Di quell’inserimento sociale e di quella intima solidarietà era già prova dagli inizi degli anni Settanta l’attività della Caritas italiana guidata e ispirata da Giovanni Nervo e successivamente da Giuseppe Pasini, che promuoveranno e sosterranno la nascita delle Caritas diocesane e parrocchiali. Si realizzerà così una nuova presenza della parrocchia, destinata – soprattutto in alcune aree metropolitane – ad entrare, proprio malgrado, in aperto conflitto con le istituzioni civili. Si pensi al riguardo all’azione del direttore della Caritas della diocesi di Roma, Luigi Di Liegro, che fin dagli anni Ottanta impegnò le Caritas parrocchiali nella realizzazione di servizi nei confronti delle nuove marginalità (alloggi per migranti, mense, case per malati di Aids) e delle povertà sistemiche senza cadere nel rischio di una supplenza rispetto alle incapacità e insensibilità dell’amministrazione locale dell’epoca:

«L’esperienza di solidarietà verso i cittadini più indifesi deve accompagnarsi costantemente a un’opera di denuncia profetica di ogni forma di violenza verso gli indifesi. Il rischio è quello – giustificato dalla tradizione caritativa del passato – di badare più al gesto isolato e generoso che non alle condizioni strutturali e culturali dei problemi sociali»139.

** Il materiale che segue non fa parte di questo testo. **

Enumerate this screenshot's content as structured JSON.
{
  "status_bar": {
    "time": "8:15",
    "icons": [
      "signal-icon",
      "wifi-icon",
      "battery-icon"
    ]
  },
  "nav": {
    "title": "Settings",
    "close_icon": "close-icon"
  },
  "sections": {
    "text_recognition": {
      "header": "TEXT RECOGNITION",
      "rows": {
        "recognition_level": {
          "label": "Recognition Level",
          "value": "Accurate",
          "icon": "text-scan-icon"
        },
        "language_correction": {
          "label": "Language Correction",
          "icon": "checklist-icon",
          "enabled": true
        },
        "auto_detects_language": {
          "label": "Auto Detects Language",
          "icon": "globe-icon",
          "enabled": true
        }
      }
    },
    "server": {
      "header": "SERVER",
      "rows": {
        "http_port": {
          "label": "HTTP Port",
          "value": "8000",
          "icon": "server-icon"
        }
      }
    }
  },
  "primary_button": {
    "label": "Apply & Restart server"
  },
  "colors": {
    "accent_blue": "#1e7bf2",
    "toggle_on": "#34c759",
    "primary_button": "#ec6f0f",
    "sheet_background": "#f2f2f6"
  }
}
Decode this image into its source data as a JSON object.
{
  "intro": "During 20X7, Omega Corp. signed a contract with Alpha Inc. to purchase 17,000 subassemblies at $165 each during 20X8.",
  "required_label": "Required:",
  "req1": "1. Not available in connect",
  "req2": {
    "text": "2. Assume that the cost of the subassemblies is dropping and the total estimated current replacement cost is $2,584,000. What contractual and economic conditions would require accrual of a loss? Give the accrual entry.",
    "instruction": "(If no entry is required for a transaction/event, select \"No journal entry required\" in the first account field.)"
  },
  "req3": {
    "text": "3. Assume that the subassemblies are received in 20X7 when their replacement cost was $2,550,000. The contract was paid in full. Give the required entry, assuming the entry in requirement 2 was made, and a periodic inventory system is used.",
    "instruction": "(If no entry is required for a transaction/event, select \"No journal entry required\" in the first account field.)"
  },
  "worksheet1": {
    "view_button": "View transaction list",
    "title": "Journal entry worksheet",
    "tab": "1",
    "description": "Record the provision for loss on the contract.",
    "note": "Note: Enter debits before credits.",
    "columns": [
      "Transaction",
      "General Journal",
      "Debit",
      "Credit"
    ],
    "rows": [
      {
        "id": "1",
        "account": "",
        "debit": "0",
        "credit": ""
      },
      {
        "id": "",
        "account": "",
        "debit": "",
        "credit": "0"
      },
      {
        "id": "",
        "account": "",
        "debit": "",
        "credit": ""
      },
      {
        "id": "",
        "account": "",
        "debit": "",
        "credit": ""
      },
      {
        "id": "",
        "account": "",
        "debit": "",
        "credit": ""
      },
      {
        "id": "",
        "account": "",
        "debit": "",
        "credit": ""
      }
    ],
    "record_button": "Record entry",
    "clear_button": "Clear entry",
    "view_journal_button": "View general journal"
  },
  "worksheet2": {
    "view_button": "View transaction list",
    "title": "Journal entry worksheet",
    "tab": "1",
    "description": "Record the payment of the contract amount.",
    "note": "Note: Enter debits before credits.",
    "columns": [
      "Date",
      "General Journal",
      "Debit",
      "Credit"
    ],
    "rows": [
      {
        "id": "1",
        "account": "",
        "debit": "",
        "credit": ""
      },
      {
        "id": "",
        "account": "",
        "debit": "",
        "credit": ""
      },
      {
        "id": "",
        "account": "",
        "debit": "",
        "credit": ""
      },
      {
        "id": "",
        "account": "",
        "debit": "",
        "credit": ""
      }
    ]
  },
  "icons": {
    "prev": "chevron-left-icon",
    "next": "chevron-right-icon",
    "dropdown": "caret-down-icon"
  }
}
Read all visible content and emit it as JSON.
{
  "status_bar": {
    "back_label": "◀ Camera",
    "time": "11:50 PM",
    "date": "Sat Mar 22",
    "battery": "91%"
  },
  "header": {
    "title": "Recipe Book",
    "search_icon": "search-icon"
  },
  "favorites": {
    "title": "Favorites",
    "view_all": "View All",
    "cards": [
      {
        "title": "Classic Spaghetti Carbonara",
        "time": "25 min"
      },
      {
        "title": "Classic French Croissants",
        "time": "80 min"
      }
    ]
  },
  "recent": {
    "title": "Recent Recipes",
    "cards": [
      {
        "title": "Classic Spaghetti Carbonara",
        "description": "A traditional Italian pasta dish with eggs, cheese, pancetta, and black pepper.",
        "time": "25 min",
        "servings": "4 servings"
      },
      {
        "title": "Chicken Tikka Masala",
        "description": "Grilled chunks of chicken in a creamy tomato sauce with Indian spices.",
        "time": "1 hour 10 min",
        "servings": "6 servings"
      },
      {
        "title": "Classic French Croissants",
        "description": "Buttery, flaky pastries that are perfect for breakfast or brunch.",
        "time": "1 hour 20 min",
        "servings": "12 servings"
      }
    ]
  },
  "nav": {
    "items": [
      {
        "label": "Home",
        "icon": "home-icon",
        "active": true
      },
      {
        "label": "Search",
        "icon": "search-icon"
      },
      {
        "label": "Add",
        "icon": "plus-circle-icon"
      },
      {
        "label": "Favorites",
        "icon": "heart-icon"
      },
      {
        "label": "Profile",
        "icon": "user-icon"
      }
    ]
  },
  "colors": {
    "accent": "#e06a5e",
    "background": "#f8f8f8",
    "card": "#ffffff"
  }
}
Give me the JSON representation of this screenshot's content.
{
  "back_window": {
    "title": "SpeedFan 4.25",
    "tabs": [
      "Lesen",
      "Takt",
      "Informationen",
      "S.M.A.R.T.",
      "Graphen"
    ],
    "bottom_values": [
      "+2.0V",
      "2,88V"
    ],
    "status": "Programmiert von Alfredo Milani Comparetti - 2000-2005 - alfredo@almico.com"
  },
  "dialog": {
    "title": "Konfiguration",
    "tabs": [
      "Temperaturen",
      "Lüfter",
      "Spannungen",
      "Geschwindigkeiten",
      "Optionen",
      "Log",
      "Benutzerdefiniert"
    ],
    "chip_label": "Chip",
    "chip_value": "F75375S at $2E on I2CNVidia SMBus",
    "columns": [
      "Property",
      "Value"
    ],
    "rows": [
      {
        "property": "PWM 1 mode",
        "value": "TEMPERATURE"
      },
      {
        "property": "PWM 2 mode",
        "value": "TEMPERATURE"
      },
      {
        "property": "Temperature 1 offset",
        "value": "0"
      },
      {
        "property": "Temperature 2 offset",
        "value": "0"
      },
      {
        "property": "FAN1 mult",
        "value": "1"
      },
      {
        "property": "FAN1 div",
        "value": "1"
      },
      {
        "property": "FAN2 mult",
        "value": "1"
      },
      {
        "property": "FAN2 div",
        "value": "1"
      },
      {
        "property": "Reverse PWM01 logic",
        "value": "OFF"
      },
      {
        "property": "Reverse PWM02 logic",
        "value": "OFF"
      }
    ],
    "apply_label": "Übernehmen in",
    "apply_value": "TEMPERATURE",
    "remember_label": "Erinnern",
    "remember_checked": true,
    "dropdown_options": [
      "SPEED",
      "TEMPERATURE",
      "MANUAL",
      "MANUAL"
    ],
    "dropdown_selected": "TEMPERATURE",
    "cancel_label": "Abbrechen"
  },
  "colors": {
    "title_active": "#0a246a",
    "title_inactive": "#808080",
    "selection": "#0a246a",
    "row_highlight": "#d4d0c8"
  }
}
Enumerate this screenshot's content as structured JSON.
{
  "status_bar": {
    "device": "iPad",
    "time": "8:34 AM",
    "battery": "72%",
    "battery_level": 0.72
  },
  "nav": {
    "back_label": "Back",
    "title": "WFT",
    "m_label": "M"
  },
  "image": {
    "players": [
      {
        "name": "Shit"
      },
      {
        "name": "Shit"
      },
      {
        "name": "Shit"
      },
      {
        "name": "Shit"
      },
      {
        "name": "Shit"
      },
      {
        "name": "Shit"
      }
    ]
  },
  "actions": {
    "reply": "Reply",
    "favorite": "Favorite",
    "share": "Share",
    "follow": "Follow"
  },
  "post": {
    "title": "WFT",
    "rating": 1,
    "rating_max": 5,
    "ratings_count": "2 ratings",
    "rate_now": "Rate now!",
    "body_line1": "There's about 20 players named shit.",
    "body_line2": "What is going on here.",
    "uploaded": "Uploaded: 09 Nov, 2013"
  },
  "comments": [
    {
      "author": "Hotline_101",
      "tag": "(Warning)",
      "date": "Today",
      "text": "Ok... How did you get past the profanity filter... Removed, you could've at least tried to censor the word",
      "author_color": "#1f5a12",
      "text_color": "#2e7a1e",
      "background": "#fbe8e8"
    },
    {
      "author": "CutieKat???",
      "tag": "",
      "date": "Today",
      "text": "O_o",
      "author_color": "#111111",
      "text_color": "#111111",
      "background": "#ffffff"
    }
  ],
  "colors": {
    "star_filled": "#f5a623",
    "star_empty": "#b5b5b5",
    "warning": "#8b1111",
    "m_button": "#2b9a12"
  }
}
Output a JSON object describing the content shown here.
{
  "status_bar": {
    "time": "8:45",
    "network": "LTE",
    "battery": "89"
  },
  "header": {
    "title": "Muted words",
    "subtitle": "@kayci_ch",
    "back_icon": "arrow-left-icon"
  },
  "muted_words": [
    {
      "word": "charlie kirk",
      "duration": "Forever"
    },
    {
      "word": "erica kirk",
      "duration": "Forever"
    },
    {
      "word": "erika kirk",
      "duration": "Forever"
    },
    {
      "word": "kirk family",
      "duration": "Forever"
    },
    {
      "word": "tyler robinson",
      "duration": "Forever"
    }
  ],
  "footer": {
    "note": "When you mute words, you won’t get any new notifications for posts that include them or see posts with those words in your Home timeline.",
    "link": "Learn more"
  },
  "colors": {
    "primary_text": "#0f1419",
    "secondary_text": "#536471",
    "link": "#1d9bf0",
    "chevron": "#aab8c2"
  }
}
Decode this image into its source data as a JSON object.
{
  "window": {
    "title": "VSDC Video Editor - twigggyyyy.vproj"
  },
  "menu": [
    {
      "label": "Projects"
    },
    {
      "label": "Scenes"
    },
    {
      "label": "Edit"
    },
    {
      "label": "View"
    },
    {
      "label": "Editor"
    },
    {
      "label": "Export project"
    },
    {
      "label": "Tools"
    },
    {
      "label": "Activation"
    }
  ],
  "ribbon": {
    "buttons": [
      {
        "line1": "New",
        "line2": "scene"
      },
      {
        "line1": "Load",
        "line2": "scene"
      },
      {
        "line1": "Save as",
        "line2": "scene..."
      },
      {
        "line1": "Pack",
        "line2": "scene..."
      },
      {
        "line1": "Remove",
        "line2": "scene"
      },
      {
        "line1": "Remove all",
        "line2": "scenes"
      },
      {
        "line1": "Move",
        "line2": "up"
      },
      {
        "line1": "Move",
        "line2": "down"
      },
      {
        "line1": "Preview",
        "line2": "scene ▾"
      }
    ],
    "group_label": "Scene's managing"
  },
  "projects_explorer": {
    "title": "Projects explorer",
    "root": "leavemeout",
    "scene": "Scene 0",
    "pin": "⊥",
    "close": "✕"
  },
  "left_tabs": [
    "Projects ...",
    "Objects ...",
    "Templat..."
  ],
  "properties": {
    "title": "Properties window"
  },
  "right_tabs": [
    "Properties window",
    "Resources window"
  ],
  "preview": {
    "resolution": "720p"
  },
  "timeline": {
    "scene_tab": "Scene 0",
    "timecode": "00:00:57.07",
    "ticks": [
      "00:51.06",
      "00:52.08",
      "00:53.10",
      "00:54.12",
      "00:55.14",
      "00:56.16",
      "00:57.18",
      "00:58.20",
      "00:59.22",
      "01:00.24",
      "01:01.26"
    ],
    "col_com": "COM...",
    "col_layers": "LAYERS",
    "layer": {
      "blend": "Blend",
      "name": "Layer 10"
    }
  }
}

Ma le indicazioni di quel documento sul Mezzogiorno si tradussero anche nelle testimonianze di parroci come don Peppino Diana e don Pino Puglisi, uccisi l’uno dalla mafia nel 1993 e l’altro dalla camorra nel 1994. Le loro figure solo ultimamente sono state ufficialmente recuperate dal documento della Cei Per un Paese solidale. Chiesa italiana e Mezzogiorno. La loro opposizione alle associazioni criminali fu una scelta cosciente ed esemplare alla quale diedero un valore civile ed ecclesiale ad un tempo, a partire innanzitutto dalle proprie parrocchie. Nel Natale del 1991 don Diana fu promotore dell’appello Per amore del mio popolo – sottoscritto da diversi parroci –, un documento breve e programmatico per la società e per le parrocchia e che non ha perso ancora la sua drammatica attualità:

«La camorra rappresenta uno Stato deviante parallelo rispetto a quello ufficiale, privo però di burocrazia e d’intermediari che sono la piaga dello Stato legale. L’inefficienza delle politiche occupazionali, della sanità, ecc., non possono che creare sfiducia negli abitanti dei nostri paesi; un preoccupato senso di rischio che si va facendo più forte ogni giorno che passa, l’inadeguata tutela dei legittimi interessi e diritti dei liberi cittadini, le carenze anche della nostra azione pastorale ci devono convincere che l’Azione di tutta la Chiesa deve farsi più tagliente e meno neutrale per permettere alle parrocchie di riscoprire quegli spazi per una “ministerialità” di liberazione, di promozione umana e di servizio».

Note

1 M. Rosa, Le parrocchie italiane nell’età moderna e contemporanea. Bilancio di studi e linee di ricerca, in Id., Religione e società nel Mezzogiorno tra cinque e seicento, Bari 1976, p. 157.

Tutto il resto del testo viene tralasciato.